The Fed's role as systemic risk regulator also touches on the proposed expansion of resolution authorities -- mechanisms for dismantling a failed bank. Under the administration's plan, the FDIC would gain authority to seize any failing financial institution -- an expansion beyond the deposit banks they currently take over -- and distribute their assets and debts appropriately. Ideally, the combination of the new requirements for the Tier 1 FHCs and the authority to break them up when they become insolvent will eliminate the false choice between an economically catastrophic failure or an expensive bailout for firms like American International Group.
Putting the Fed in charge of systemic risk presents new concerns because it is more independent from the government -- and the public -- than other agencies. Influential members of Congress have already suggested that if the administration's plan is implemented, it would change the Fed's authority to make it more responsive to Congress. But that may undercut the independence it needs to be an effective central bank. Nonetheless, as many point out, the Fed is only really independent from Congress, not the banking industry -- its regional branches, which are critical to its regulatory mission, are governed by representatives of those same banks.
One other important move is the elimination of the Office of the Comptroller of Currency and the Office of Thrift Supervision, both known for their lax approach, and replacing them with the newly created National Bank Supervisor, which should eliminate some problematic regulatory competition. However, other needed consolidations of duplicate authority didn't occur. For instance, the oversight of derivatives shared by the Securities and Exchange Commission and the Commission for Commodities Futures Trading, although the administration proposes "harmonizing" that authority.

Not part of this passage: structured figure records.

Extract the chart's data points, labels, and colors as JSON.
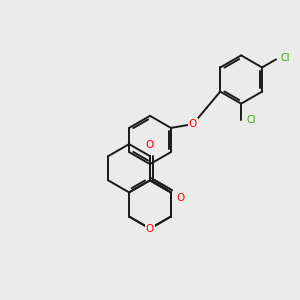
{
  "background_color": "#ebebeb",
  "bond_color": "#1a1a1a",
  "oxygen_color": "#ff0000",
  "chlorine_color": "#33aa00",
  "bond_width": 1.4,
  "figsize": [
    3.0,
    3.0
  ],
  "dpi": 100,
  "xlim": [
    0,
    10
  ],
  "ylim": [
    0,
    10
  ]
}
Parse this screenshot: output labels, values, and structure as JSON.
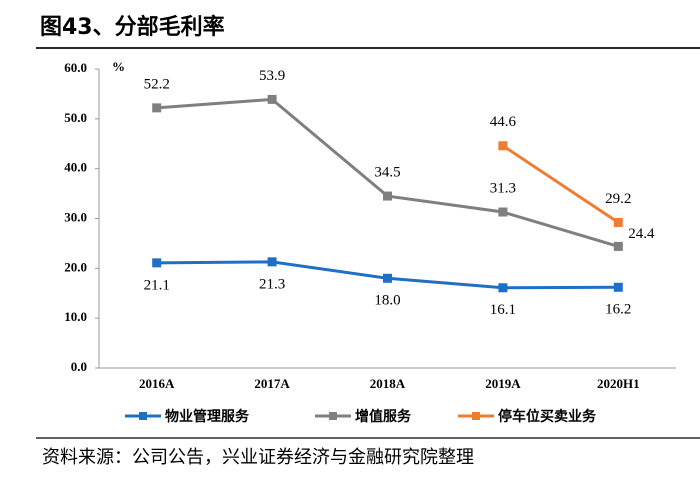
{
  "title": "图43、分部毛利率",
  "source": "资料来源：公司公告，兴业证券经济与金融研究院整理",
  "chart_data": {
    "type": "line",
    "unit_label": "%",
    "categories": [
      "2016A",
      "2017A",
      "2018A",
      "2019A",
      "2020H1"
    ],
    "ylim": [
      0,
      60
    ],
    "yticks": [
      {
        "value": 0,
        "label": "0.0"
      },
      {
        "value": 10,
        "label": "10.0"
      },
      {
        "value": 20,
        "label": "20.0"
      },
      {
        "value": 30,
        "label": "30.0"
      },
      {
        "value": 40,
        "label": "40.0"
      },
      {
        "value": 50,
        "label": "50.0"
      },
      {
        "value": 60,
        "label": "60.0"
      }
    ],
    "grid": false,
    "legend": "bottom",
    "series": [
      {
        "name": "物业管理服务",
        "color": "#1f6fc5",
        "values": [
          21.1,
          21.3,
          18.0,
          16.1,
          16.2
        ],
        "value_labels": [
          "21.1",
          "21.3",
          "18.0",
          "16.1",
          "16.2"
        ]
      },
      {
        "name": "增值服务",
        "color": "#7f7f7f",
        "values": [
          52.2,
          53.9,
          34.5,
          31.3,
          24.4
        ],
        "value_labels": [
          "52.2",
          "53.9",
          "34.5",
          "31.3",
          "24.4"
        ]
      },
      {
        "name": "停车位买卖业务",
        "color": "#ed7d31",
        "values": [
          null,
          null,
          null,
          44.6,
          29.2
        ],
        "value_labels": [
          null,
          null,
          null,
          "44.6",
          "29.2"
        ]
      }
    ]
  }
}
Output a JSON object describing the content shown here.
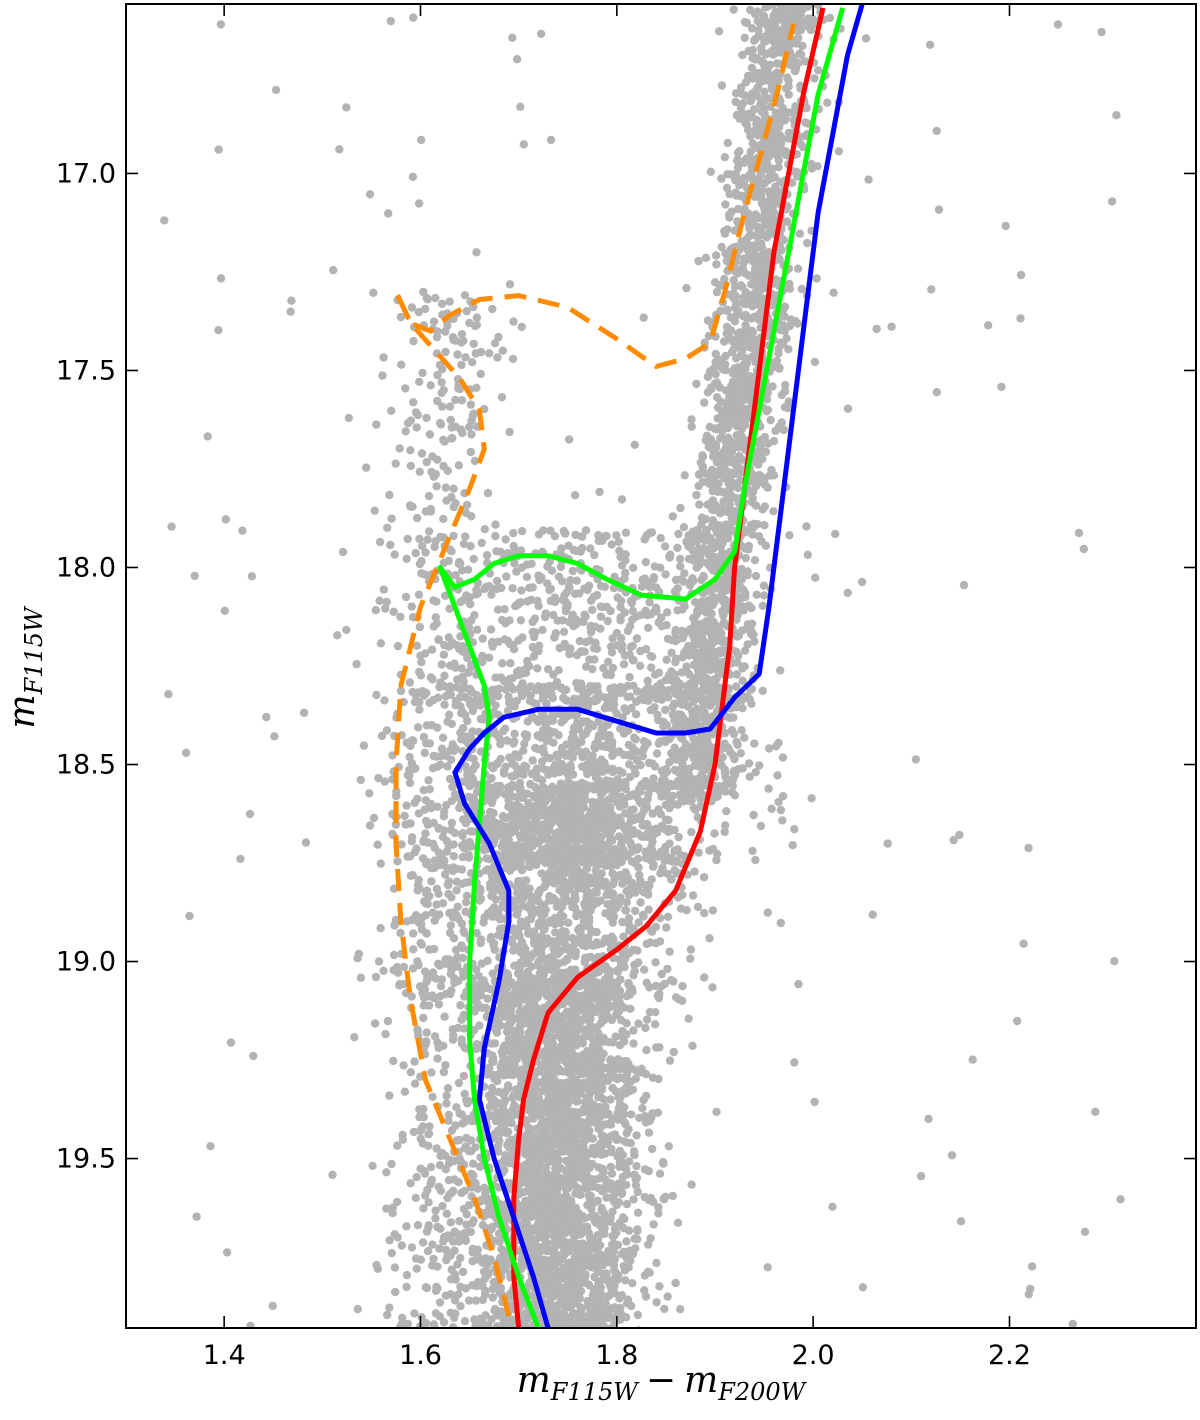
{
  "chart_data": {
    "type": "scatter",
    "xlabel": {
      "main": "m",
      "sub1": "F115W",
      "op": "−",
      "main2": "m",
      "sub2": "F200W"
    },
    "ylabel": {
      "main": "m",
      "sub": "F115W"
    },
    "xlim": [
      1.3,
      2.39
    ],
    "ylim": [
      19.93,
      16.57
    ],
    "y_inverted": true,
    "grid": false,
    "x_ticks": [
      {
        "value": 1.4,
        "label": "1.4"
      },
      {
        "value": 1.6,
        "label": "1.6"
      },
      {
        "value": 1.8,
        "label": "1.8"
      },
      {
        "value": 2.0,
        "label": "2.0"
      },
      {
        "value": 2.2,
        "label": "2.2"
      }
    ],
    "y_ticks": [
      {
        "value": 17.0,
        "label": "17.0"
      },
      {
        "value": 17.5,
        "label": "17.5"
      },
      {
        "value": 18.0,
        "label": "18.0"
      },
      {
        "value": 18.5,
        "label": "18.5"
      },
      {
        "value": 19.0,
        "label": "19.0"
      },
      {
        "value": 19.5,
        "label": "19.5"
      }
    ],
    "points_color": "#b3b3b3",
    "point_groups": [
      {
        "region": "lower-main-sequence",
        "count": 2600,
        "y_range": [
          19.05,
          19.95
        ],
        "color_center": 1.735,
        "color_sigma": 0.045
      },
      {
        "region": "turnoff",
        "count": 1300,
        "y_range": [
          18.55,
          19.1
        ],
        "color_center": 1.74,
        "color_sigma": 0.06
      },
      {
        "region": "subgiant-branch-lower",
        "count": 900,
        "y_range": [
          18.3,
          18.75
        ],
        "color_center": 1.76,
        "color_sigma": 0.08
      },
      {
        "region": "subgiant-branch-upper",
        "count": 500,
        "y_range": [
          17.9,
          18.35
        ],
        "color_center": 1.77,
        "color_sigma": 0.08
      },
      {
        "region": "red-giant-branch",
        "count": 2000,
        "y_range": [
          16.57,
          18.6
        ],
        "color_center": 1.92,
        "color_sigma": 0.02
      },
      {
        "region": "blue-wing",
        "count": 700,
        "y_range": [
          17.3,
          19.95
        ],
        "color_center": 1.62,
        "color_sigma": 0.03
      },
      {
        "region": "field-scatter",
        "count": 160,
        "y_range": [
          16.57,
          19.93
        ],
        "color_center": 1.85,
        "color_sigma": 0.3
      }
    ],
    "series": [
      {
        "color": "#ff8c00",
        "style": "dashed",
        "points": [
          [
            1.69,
            19.9
          ],
          [
            1.675,
            19.75
          ],
          [
            1.655,
            19.6
          ],
          [
            1.63,
            19.45
          ],
          [
            1.605,
            19.3
          ],
          [
            1.59,
            19.1
          ],
          [
            1.58,
            18.9
          ],
          [
            1.575,
            18.7
          ],
          [
            1.575,
            18.5
          ],
          [
            1.58,
            18.3
          ],
          [
            1.6,
            18.1
          ],
          [
            1.625,
            17.95
          ],
          [
            1.65,
            17.8
          ],
          [
            1.665,
            17.7
          ],
          [
            1.66,
            17.6
          ],
          [
            1.64,
            17.52
          ],
          [
            1.615,
            17.45
          ],
          [
            1.59,
            17.38
          ],
          [
            1.575,
            17.3
          ],
          [
            1.59,
            17.38
          ],
          [
            1.61,
            17.4
          ],
          [
            1.63,
            17.36
          ],
          [
            1.66,
            17.32
          ],
          [
            1.7,
            17.31
          ],
          [
            1.75,
            17.34
          ],
          [
            1.8,
            17.42
          ],
          [
            1.84,
            17.49
          ],
          [
            1.87,
            17.47
          ],
          [
            1.895,
            17.43
          ],
          [
            1.91,
            17.3
          ],
          [
            1.93,
            17.1
          ],
          [
            1.95,
            16.92
          ],
          [
            1.965,
            16.78
          ],
          [
            1.98,
            16.62
          ]
        ]
      },
      {
        "color": "#ff0000",
        "style": "solid",
        "points": [
          [
            1.7,
            19.93
          ],
          [
            1.695,
            19.8
          ],
          [
            1.695,
            19.6
          ],
          [
            1.7,
            19.45
          ],
          [
            1.705,
            19.35
          ],
          [
            1.715,
            19.25
          ],
          [
            1.73,
            19.13
          ],
          [
            1.76,
            19.04
          ],
          [
            1.8,
            18.97
          ],
          [
            1.83,
            18.91
          ],
          [
            1.86,
            18.82
          ],
          [
            1.885,
            18.67
          ],
          [
            1.9,
            18.5
          ],
          [
            1.91,
            18.3
          ],
          [
            1.915,
            18.2
          ],
          [
            1.92,
            18.0
          ],
          [
            1.93,
            17.8
          ],
          [
            1.94,
            17.6
          ],
          [
            1.95,
            17.4
          ],
          [
            1.96,
            17.2
          ],
          [
            1.975,
            17.0
          ],
          [
            1.99,
            16.8
          ],
          [
            2.01,
            16.58
          ]
        ]
      },
      {
        "color": "#00ff00",
        "style": "solid",
        "points": [
          [
            1.72,
            19.93
          ],
          [
            1.7,
            19.8
          ],
          [
            1.68,
            19.65
          ],
          [
            1.665,
            19.5
          ],
          [
            1.655,
            19.35
          ],
          [
            1.65,
            19.2
          ],
          [
            1.65,
            19.0
          ],
          [
            1.655,
            18.8
          ],
          [
            1.66,
            18.65
          ],
          [
            1.665,
            18.5
          ],
          [
            1.67,
            18.38
          ],
          [
            1.665,
            18.3
          ],
          [
            1.65,
            18.2
          ],
          [
            1.635,
            18.1
          ],
          [
            1.62,
            18.0
          ],
          [
            1.635,
            18.05
          ],
          [
            1.655,
            18.03
          ],
          [
            1.675,
            17.99
          ],
          [
            1.7,
            17.97
          ],
          [
            1.73,
            17.97
          ],
          [
            1.76,
            17.99
          ],
          [
            1.79,
            18.03
          ],
          [
            1.825,
            18.07
          ],
          [
            1.87,
            18.08
          ],
          [
            1.9,
            18.03
          ],
          [
            1.92,
            17.96
          ],
          [
            1.93,
            17.8
          ],
          [
            1.945,
            17.6
          ],
          [
            1.96,
            17.4
          ],
          [
            1.975,
            17.2
          ],
          [
            1.99,
            17.0
          ],
          [
            2.005,
            16.8
          ],
          [
            2.03,
            16.58
          ]
        ]
      },
      {
        "color": "#0000ff",
        "style": "solid",
        "points": [
          [
            1.73,
            19.93
          ],
          [
            1.715,
            19.8
          ],
          [
            1.695,
            19.65
          ],
          [
            1.675,
            19.5
          ],
          [
            1.66,
            19.35
          ],
          [
            1.665,
            19.22
          ],
          [
            1.68,
            19.05
          ],
          [
            1.69,
            18.9
          ],
          [
            1.69,
            18.82
          ],
          [
            1.67,
            18.7
          ],
          [
            1.645,
            18.6
          ],
          [
            1.635,
            18.52
          ],
          [
            1.65,
            18.46
          ],
          [
            1.665,
            18.42
          ],
          [
            1.685,
            18.38
          ],
          [
            1.72,
            18.36
          ],
          [
            1.76,
            18.36
          ],
          [
            1.8,
            18.39
          ],
          [
            1.84,
            18.42
          ],
          [
            1.87,
            18.42
          ],
          [
            1.895,
            18.41
          ],
          [
            1.92,
            18.33
          ],
          [
            1.945,
            18.27
          ],
          [
            1.955,
            18.1
          ],
          [
            1.965,
            17.9
          ],
          [
            1.975,
            17.7
          ],
          [
            1.985,
            17.5
          ],
          [
            1.995,
            17.3
          ],
          [
            2.005,
            17.1
          ],
          [
            2.02,
            16.9
          ],
          [
            2.035,
            16.7
          ],
          [
            2.05,
            16.57
          ]
        ]
      }
    ]
  }
}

Questions still remain. Congress will have to decide how to improve the financial products built from mortgage loans, possibly by making lenders hold on to a small share of financial risk. It will also need to address how to define derivatives -- financial bets that helped catalyze the crisis. The administration's plan also leaves unaddressed the conflict-of-interest problems in the securities rating system, which graded dangerous financial products as safe bets. There is also the looming question of international regulation -- the administration's proposal calls for a "leveling up" of regulations within the entire global financial order.
But the key concern for both the administration and Democrats in Congress is avoiding the typical, failing pattern of legislation over the last six months: A House bill that looks similar to an administration proposal gets watered down or simply shut down in the Senate. One small advantage is that there are so many different moving parts that it will be hard for financial interests to make a concerted stand against all of them. One thing is for sure: They will fight, tooth and nail, against the Consumer Financial Protection Agency. "It's very important progressives defend what Obama is proposing in that area," said Damon Silver, the AFL-CIO's financial markets expert.
But even as activists, legislators, and journalists are up to their shoulders in acronyms and agencies, one thing to keep in mind is that structural reform will not succeed without regulators dedicated to protecting investors, consumers, and the broader economy from the excesses of the financial system. The tragedy of this financial crisis is that there were existing authorities that had the oversight to address the housing bubble but failed to do so. Sometimes the most important question to answer is, who will regulate the regulators?